Rohrbach admires how Gollwitzer has handled herself: “She’s quiet,” she said, but “when she does speak it’s very important.”
Though Gollwitzer is in communications now, the restaurant business is in her blood. Her mother runs the fourth-generation, woman-owned, family Italian restaurant, Ferrante’s, in the Milwaukee suburb of Mequon. Gollwitzer began washing dishes there at age 11 and over the years handled a variety of other jobs, including bartender.
“I could still go back and run it if I want to,” Gollwitzer said, “but my mom is young and doesn’t want to retire yet.”
Besides, she said, “I’ve always been kind of adventurous. Staying in Milwaukee was a little stagnant for me. I just keep moving.”
After high school she headed west to attend Northern Arizona University in Flagstaff, where she earned a Bachelor of Science in strategic communication with an emphasis in public relations and minor in English.
“The word ‘strategic’ means you can almost go in any direction with it,” Gollwitzer said. “That’s what really appealed to me.”
She studied everything from journalism to business communications, essay writing and social media — like how to write Instagram captions. She and her classmates even practiced crafting slogans for dynamic highway signs.
“Learning to write effectively with minimal words is actually very hard,” she said.
In the summer of 2018 she tended bar at the Teton Club, and after graduating from college in the spring of 2019 she returned to Jackson Hole and settled in. She worked briefly as restaurant manager at OYG in Caldera House, and then the chamber position opened up.
“I wanted to get a job doing what I went to school for,” she said.
In particular, she said, “I wanted to work for the chamber because I wanted to be part of the community. I wanted to understand how a community like Jackson operates.”

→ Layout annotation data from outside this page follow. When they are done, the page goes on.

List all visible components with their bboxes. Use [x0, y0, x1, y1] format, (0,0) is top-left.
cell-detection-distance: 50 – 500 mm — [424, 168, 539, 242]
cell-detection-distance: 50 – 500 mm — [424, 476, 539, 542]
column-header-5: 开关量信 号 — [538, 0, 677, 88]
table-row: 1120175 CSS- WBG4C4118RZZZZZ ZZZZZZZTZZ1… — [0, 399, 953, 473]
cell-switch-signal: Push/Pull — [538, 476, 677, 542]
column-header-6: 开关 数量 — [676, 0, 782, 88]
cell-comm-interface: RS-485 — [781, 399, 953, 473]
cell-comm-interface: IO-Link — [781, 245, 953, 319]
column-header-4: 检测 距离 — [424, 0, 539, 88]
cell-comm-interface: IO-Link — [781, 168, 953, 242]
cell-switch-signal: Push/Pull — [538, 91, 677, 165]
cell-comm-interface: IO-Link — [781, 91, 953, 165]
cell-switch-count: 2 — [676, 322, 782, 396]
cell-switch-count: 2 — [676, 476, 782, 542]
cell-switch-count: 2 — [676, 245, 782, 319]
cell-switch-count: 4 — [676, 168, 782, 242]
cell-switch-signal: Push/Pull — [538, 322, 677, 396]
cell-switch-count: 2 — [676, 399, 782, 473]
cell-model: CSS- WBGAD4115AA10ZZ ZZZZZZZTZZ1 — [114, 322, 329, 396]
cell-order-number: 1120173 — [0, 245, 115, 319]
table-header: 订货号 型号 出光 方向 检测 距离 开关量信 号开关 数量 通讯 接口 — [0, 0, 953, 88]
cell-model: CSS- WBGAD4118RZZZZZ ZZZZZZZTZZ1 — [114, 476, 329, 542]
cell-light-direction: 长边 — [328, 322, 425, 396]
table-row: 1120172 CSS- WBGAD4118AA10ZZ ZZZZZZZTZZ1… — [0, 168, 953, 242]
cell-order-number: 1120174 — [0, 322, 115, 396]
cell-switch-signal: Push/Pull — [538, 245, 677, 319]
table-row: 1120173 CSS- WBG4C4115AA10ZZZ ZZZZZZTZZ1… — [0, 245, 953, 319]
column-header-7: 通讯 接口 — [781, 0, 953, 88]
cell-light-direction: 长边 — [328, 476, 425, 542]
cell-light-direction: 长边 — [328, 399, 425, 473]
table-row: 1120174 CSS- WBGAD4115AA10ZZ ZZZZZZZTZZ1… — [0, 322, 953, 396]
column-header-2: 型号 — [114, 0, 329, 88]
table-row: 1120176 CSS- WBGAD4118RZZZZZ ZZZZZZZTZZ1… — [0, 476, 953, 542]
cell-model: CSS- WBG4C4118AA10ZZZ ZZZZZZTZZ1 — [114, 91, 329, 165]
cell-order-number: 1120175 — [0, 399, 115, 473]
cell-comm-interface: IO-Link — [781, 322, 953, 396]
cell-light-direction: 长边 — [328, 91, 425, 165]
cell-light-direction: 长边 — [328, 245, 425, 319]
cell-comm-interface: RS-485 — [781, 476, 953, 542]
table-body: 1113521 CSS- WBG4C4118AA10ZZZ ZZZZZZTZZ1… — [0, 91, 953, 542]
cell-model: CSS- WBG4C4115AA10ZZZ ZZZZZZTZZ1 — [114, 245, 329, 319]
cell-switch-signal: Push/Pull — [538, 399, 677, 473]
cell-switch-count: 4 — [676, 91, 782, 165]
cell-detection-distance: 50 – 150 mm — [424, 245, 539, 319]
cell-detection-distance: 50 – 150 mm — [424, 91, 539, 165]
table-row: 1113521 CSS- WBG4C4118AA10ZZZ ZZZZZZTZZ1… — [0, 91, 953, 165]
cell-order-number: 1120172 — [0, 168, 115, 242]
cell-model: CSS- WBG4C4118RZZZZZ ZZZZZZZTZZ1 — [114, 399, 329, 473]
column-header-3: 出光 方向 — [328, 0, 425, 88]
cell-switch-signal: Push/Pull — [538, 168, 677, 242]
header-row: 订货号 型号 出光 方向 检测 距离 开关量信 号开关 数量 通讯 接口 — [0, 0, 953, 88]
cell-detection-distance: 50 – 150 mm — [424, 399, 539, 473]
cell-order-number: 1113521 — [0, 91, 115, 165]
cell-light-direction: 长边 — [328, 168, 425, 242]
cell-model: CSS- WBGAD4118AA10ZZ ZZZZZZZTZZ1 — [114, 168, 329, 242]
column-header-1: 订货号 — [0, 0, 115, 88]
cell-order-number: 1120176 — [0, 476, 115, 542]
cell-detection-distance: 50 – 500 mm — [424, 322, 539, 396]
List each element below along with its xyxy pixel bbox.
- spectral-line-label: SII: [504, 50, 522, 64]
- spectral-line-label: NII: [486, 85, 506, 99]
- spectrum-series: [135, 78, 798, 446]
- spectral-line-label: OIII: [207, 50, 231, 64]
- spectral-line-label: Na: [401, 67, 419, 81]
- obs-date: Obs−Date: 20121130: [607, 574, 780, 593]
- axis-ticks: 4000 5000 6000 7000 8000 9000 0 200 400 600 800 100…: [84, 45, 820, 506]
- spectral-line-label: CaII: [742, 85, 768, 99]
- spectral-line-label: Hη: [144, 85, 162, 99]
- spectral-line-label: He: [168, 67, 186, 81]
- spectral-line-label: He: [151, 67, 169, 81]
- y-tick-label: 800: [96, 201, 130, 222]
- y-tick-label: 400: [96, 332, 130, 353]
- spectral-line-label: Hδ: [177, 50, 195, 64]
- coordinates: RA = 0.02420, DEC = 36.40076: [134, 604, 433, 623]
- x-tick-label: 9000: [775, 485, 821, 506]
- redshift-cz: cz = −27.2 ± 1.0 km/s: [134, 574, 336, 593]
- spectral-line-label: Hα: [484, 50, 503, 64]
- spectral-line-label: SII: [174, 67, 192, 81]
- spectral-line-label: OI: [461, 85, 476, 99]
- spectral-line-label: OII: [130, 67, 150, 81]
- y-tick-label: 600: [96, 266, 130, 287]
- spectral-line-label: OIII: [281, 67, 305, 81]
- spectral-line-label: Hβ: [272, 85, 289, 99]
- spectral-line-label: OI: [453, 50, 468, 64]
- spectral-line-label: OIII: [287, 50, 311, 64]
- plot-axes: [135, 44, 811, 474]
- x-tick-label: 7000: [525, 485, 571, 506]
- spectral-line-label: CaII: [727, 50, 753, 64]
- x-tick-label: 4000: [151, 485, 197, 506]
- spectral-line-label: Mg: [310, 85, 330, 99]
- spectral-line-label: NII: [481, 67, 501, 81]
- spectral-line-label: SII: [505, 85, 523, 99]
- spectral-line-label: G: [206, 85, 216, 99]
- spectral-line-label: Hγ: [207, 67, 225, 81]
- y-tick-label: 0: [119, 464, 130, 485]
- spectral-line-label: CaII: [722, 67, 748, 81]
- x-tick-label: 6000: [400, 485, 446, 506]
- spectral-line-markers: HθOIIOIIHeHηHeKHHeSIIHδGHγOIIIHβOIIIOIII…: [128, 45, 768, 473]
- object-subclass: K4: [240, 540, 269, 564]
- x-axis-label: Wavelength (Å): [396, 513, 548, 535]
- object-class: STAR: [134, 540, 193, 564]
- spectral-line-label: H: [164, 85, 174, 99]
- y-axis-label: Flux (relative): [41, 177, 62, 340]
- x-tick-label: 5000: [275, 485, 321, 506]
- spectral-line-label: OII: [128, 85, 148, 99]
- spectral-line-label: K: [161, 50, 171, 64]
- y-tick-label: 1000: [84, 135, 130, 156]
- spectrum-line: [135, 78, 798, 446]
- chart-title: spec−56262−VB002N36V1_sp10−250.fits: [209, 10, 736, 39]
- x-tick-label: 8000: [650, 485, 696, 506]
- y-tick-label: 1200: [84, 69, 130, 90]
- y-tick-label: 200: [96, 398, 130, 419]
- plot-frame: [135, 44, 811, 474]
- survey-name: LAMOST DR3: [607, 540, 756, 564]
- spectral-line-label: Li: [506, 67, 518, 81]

But her life isn’t all work. One of the activities Gollwitzer enjoys in her spare time is trail running with Avalanche (Avy for short), her and her boyfriend Brendon Weber’s golden retriever. She recently completed her first half marathon, the Xterra Trail Running World Championship in Hawaii, even though she had never run more than 9 miles previously.
Gollwitzer’s willingness to jump into things like that is another thing that impresses Rohrbacher.
“The chamber is stronger because of her,” Rohrbach said. “I smile and laugh more because of her. It’s her youth and coming in with a fresh perspective and being excited.”
Gollwitzer likes where she is. As she had hoped, the chamber job has made her feel like part of the community and taught her how it works.
“The chamber has really done all those things for me and more,” she said.
And she enjoys the crew there.
“It’s awesome working with so many strong women,” she said. “I felt totally like a rookie coming in there straight out of college. Everyone has been a great mentor.”